Так, в течение первой половины XIX века здесь были созданы Имеретинская, Мегрельская, Гурийская и Абхазская епархии, сами названия которых содержали очевидную этническую коннотацию. На смену церковной традиции пришел «этнографический» и политический принцип церковной организации. Грузинская церковь же в течение всей своей истории, напротив, абстрагировалась от всевозможных внутренних этнических и субэтнических границ, более того — нивелировала их, располагая для этого таким мощным инструментом, как единый язык богослужения, которым был грузинский. В условиях характерной не только для Грузии, но и Кавказа в целом этнической пестроты дефрагментация местного социума была особенно трудной задачей, которая оказалась под силу, по сути, только церкви.

Что касается Западной Грузии, то одной из главных причин отхода от принципа этнической и политической «экстерриториальности» в устройстве церкви в период экзархата являлась политическая конъюнктура. Существование здесь сразу трех автономных владений — Мегрельского, Гурийского и Абхазского княжеств — и решительность их правителей в борьбе за единоличный контроль над местными церковными структурами, а также их финансовыми и политическими ресурсами обусловили вполне естественное для той ситуации формирование трех соответствующих епархий, границы которых в точности совпали с пределами указанных княжеств. Для их владетелей Дадиани, Гуриели и Шервашидзе это служило еще одним доказательством их особого статуса. При этом из того же эпизода с укрупнением епархий в Мегрелии нетрудно увидеть все более увеличивавшееся влияние светской, на этот раз уже не российской, а традиционной власти на церковные дела. Под предлогом защиты интересов церкви, якобы неотделимых от их собственных, «опека» владетелей над местным духовенством становилась все более ощутимой.

В более широком масштабе «вписывание» новых епархий в политико-субэтнические границы, как представляется, имело последствия в отдаленной перспективе.

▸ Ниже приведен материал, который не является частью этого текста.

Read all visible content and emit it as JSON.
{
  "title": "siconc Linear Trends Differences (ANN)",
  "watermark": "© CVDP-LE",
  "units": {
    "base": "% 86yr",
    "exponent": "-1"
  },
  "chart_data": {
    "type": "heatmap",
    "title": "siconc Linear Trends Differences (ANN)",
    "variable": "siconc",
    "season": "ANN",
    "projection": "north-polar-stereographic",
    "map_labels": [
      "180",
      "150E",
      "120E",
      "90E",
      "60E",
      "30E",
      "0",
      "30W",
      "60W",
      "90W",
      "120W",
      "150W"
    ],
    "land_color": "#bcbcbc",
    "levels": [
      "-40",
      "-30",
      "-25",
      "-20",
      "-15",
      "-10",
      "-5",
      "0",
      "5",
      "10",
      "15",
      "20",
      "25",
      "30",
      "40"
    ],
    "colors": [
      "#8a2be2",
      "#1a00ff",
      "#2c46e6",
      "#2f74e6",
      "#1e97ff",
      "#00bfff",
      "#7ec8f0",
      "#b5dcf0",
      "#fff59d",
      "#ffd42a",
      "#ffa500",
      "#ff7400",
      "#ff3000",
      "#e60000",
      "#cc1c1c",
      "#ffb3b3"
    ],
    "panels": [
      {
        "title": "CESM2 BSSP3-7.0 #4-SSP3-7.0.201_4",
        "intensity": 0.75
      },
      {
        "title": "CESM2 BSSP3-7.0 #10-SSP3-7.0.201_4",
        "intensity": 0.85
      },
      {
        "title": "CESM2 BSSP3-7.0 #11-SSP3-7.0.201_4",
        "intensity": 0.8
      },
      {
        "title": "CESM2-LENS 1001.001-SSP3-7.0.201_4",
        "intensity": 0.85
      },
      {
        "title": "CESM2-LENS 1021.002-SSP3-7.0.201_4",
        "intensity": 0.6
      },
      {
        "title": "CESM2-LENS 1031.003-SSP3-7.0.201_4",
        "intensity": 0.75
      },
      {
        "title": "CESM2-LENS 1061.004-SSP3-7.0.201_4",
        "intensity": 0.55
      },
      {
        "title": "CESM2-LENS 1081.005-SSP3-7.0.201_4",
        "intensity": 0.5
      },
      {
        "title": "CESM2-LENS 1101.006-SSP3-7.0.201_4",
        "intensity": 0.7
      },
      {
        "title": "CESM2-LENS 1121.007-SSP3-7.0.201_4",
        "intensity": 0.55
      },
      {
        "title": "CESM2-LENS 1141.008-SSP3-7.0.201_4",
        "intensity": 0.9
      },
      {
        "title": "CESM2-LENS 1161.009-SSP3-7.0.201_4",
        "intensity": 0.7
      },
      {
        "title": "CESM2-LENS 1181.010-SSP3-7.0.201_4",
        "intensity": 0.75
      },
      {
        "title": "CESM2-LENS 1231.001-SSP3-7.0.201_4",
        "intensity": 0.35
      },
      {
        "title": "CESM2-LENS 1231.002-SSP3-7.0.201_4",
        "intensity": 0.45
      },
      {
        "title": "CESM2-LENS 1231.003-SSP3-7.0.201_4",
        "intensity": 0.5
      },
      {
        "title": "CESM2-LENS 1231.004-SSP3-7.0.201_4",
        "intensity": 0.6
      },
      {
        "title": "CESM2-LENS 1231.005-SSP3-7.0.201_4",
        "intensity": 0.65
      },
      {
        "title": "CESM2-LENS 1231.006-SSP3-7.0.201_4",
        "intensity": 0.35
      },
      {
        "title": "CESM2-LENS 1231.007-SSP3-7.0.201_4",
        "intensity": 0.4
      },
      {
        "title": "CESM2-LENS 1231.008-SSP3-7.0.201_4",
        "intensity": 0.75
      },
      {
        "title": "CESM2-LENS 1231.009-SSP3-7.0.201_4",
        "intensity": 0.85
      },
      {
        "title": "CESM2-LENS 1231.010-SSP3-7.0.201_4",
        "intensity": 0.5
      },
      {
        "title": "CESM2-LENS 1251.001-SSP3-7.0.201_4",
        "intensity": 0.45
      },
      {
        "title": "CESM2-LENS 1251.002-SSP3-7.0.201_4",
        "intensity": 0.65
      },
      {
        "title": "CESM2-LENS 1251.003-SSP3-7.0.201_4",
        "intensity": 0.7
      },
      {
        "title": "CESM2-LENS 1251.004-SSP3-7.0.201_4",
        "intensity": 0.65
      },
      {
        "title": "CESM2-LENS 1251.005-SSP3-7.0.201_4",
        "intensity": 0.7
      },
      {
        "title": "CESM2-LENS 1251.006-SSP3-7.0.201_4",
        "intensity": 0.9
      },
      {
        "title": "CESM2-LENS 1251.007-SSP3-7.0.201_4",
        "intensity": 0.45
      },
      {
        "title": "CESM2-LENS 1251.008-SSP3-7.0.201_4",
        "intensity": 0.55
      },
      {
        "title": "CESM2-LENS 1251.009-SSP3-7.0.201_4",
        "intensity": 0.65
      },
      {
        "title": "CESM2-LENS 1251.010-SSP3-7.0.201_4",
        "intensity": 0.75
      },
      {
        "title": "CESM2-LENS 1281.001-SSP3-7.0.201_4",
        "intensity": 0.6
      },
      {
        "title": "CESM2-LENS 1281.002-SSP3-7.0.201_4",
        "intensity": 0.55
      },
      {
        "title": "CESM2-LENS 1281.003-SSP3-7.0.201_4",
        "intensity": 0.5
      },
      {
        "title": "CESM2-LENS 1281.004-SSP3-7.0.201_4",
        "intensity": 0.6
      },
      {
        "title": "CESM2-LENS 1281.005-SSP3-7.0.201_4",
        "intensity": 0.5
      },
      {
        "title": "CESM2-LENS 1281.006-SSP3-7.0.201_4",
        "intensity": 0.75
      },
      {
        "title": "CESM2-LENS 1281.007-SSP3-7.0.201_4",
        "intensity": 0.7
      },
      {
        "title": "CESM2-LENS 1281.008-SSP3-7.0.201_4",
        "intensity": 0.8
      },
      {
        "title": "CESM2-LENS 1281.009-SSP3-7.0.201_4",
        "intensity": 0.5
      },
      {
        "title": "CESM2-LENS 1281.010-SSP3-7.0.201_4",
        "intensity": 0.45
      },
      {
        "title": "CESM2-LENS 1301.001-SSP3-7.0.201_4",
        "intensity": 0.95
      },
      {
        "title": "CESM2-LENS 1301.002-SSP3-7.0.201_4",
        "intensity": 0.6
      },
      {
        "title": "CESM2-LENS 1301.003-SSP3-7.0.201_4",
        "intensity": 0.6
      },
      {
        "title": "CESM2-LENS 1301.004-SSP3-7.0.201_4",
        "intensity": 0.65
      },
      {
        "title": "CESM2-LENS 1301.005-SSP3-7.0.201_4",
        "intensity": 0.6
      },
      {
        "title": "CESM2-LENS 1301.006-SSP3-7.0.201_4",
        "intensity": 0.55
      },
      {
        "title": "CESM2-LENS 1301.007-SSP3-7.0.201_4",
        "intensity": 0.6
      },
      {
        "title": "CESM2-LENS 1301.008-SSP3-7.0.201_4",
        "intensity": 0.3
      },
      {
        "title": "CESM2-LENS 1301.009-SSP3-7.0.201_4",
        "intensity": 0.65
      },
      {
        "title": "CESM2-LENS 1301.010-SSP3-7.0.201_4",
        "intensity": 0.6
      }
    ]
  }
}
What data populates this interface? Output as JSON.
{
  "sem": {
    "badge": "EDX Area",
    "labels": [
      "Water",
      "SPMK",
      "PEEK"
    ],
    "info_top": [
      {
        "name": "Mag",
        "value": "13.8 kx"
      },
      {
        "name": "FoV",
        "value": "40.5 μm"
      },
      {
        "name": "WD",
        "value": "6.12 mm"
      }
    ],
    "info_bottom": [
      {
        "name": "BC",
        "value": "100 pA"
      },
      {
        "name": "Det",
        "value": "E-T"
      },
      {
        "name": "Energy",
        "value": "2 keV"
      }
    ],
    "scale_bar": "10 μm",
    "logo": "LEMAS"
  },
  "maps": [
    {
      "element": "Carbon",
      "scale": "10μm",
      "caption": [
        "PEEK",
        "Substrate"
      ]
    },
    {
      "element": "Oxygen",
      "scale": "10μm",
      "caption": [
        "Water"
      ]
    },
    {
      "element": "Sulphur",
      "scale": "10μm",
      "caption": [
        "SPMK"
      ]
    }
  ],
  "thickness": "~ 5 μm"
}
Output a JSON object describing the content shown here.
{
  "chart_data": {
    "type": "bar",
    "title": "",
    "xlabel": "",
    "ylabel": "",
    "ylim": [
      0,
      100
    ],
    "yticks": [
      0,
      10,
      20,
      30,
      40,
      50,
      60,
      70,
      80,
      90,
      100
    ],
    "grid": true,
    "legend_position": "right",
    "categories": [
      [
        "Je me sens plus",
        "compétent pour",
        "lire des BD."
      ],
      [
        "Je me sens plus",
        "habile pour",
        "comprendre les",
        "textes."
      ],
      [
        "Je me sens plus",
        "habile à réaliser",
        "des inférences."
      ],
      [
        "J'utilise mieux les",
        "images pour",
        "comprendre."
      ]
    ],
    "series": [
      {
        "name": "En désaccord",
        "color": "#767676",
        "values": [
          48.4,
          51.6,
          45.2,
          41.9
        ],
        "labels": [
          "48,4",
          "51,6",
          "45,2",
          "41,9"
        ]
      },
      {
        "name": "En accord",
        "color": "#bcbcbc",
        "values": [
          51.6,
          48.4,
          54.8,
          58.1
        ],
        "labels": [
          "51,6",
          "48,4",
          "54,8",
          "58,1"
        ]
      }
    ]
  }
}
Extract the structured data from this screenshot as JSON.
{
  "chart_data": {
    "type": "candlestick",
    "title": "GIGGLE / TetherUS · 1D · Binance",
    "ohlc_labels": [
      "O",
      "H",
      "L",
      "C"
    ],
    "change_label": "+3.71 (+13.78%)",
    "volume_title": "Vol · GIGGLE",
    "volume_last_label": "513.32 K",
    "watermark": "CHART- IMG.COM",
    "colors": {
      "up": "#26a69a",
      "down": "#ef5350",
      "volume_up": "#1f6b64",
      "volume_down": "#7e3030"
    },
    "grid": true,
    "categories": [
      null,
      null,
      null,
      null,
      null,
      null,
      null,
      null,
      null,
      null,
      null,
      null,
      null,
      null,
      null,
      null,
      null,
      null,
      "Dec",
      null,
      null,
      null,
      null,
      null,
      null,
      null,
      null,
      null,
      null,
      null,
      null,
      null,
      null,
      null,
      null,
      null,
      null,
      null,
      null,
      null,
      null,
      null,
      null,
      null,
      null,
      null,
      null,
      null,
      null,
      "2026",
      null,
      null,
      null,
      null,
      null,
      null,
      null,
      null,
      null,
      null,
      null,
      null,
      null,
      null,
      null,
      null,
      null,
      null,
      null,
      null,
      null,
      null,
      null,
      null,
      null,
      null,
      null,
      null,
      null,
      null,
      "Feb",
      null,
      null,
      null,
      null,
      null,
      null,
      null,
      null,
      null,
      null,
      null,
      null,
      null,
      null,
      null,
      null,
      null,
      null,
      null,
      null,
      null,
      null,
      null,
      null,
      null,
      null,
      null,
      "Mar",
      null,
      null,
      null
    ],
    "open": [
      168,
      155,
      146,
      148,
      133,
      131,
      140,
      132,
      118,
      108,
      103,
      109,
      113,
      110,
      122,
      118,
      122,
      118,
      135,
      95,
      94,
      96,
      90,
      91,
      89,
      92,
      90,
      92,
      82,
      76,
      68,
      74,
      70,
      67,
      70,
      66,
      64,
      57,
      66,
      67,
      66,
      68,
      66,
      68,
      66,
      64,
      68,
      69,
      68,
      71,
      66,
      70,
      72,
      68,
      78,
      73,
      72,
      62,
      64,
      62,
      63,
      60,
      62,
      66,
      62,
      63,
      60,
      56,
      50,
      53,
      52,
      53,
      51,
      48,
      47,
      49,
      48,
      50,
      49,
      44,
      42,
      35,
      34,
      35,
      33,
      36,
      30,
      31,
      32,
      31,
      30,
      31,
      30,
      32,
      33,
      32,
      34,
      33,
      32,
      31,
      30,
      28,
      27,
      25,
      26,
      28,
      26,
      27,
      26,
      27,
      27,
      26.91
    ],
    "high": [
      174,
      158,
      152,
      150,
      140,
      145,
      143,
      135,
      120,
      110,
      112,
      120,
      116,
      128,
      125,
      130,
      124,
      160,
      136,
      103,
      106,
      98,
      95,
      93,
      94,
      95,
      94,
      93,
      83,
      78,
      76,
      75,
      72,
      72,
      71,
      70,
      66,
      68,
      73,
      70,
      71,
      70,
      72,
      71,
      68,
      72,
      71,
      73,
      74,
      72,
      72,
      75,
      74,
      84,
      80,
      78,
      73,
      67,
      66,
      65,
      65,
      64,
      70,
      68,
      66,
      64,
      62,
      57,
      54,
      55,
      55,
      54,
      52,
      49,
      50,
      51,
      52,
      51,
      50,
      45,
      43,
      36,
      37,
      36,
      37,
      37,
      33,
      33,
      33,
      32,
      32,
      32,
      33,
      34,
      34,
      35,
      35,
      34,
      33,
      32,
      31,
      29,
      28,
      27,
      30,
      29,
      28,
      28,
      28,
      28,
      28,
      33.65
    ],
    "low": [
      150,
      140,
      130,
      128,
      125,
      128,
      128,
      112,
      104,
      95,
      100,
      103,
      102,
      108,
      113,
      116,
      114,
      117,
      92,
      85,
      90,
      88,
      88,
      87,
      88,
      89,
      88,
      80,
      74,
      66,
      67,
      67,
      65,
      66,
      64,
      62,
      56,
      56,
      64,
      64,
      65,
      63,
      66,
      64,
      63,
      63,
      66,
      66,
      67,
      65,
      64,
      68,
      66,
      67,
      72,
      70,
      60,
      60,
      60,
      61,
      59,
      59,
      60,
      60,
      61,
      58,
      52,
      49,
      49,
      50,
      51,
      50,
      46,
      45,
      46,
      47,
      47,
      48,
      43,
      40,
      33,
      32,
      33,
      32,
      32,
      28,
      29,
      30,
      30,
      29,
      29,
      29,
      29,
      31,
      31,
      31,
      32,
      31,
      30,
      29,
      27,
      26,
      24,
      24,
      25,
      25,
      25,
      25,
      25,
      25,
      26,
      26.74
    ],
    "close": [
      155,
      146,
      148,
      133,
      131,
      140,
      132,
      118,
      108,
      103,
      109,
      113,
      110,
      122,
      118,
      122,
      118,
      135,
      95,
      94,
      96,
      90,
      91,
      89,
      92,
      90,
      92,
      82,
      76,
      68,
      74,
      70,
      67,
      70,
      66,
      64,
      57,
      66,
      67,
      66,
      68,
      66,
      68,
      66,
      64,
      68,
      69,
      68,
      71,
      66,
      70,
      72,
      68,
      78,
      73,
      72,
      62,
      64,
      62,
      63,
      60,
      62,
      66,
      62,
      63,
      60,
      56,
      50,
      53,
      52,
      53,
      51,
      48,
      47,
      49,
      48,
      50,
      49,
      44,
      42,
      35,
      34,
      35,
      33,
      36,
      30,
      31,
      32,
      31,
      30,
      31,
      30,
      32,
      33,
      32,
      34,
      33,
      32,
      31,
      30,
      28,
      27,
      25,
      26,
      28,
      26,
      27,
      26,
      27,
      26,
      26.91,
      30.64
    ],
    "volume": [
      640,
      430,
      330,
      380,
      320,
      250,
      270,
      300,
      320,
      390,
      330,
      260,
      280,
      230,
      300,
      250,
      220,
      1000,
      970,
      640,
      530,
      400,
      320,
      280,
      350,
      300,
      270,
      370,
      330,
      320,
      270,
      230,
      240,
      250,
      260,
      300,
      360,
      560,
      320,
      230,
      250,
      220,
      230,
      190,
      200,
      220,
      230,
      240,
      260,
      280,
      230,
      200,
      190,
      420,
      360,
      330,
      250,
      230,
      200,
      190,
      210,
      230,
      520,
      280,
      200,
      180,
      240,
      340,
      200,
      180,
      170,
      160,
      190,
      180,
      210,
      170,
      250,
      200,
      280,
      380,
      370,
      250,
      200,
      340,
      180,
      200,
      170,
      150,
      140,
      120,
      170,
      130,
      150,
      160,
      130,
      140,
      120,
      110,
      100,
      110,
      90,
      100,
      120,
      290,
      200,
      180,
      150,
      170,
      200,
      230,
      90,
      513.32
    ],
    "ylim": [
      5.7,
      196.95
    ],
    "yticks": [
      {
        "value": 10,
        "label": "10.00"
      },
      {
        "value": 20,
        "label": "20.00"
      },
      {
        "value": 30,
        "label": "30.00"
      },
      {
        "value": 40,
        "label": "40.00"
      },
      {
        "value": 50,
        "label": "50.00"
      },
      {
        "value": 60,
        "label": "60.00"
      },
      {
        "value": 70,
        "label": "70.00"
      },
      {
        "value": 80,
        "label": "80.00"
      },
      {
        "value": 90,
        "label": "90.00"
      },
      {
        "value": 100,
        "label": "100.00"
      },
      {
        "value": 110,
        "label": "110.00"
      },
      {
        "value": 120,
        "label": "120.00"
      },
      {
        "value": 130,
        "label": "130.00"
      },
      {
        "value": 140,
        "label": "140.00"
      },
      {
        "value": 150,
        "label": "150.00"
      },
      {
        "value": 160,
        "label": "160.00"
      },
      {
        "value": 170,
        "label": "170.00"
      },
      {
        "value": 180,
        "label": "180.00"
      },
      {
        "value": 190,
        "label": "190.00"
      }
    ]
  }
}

Не случайными в этом контексте были предложения, звучавшие из уст представителей кавказской администрации уже в середине XIX века (например, первого наместника М. С. Воронцова) о том, чтобы готовить священников, способных служить на мегрельском и абхазском языках[690] или вести проповедь в Сванети на русском языке[691].

В то же время нельзя не отметить сам факт объединения двух католикосатов, существовавших на грузинских территориях к началу XIX века, — Мцхетского (Восточногрузинского) и Имеретино-Абхазского (Западногрузинского). Если первый прекратил свое существование в 1811 году с отзывом в Петербург католикоса-патриарха Антония II, то выдворение из Имерети в 1820 году митрополита Досифея Кутатели (Кутаисского), который в течение более чем 20 лет выполнял функции местоблюстителя престола католикоса Имеретинского и Абхазского, фактически означало упразднение католикосата и в Западной Грузии. Параллельное существование этих двух центров не нарушало ни экономических связей, ни тем более вероучительного единства Грузинской церкви, поскольку преимущество всегда оставалось за Мцхета как духовным центром всех картвелов. Главным же стимулом к их административному объединению имперскими властями в первой четверти XIX века были отнюдь не религиозные мотивы, а стремление к максимальной централизации церковного управления и «очищение» его от элементов местного феодализма. Осуществлению именно этой задачи были призваны содействовать укрупнение епархий, сокращение числа церквей и духовенства, а также создание таких органов церковного управления, как Грузино-Имеретинская синодальная контора.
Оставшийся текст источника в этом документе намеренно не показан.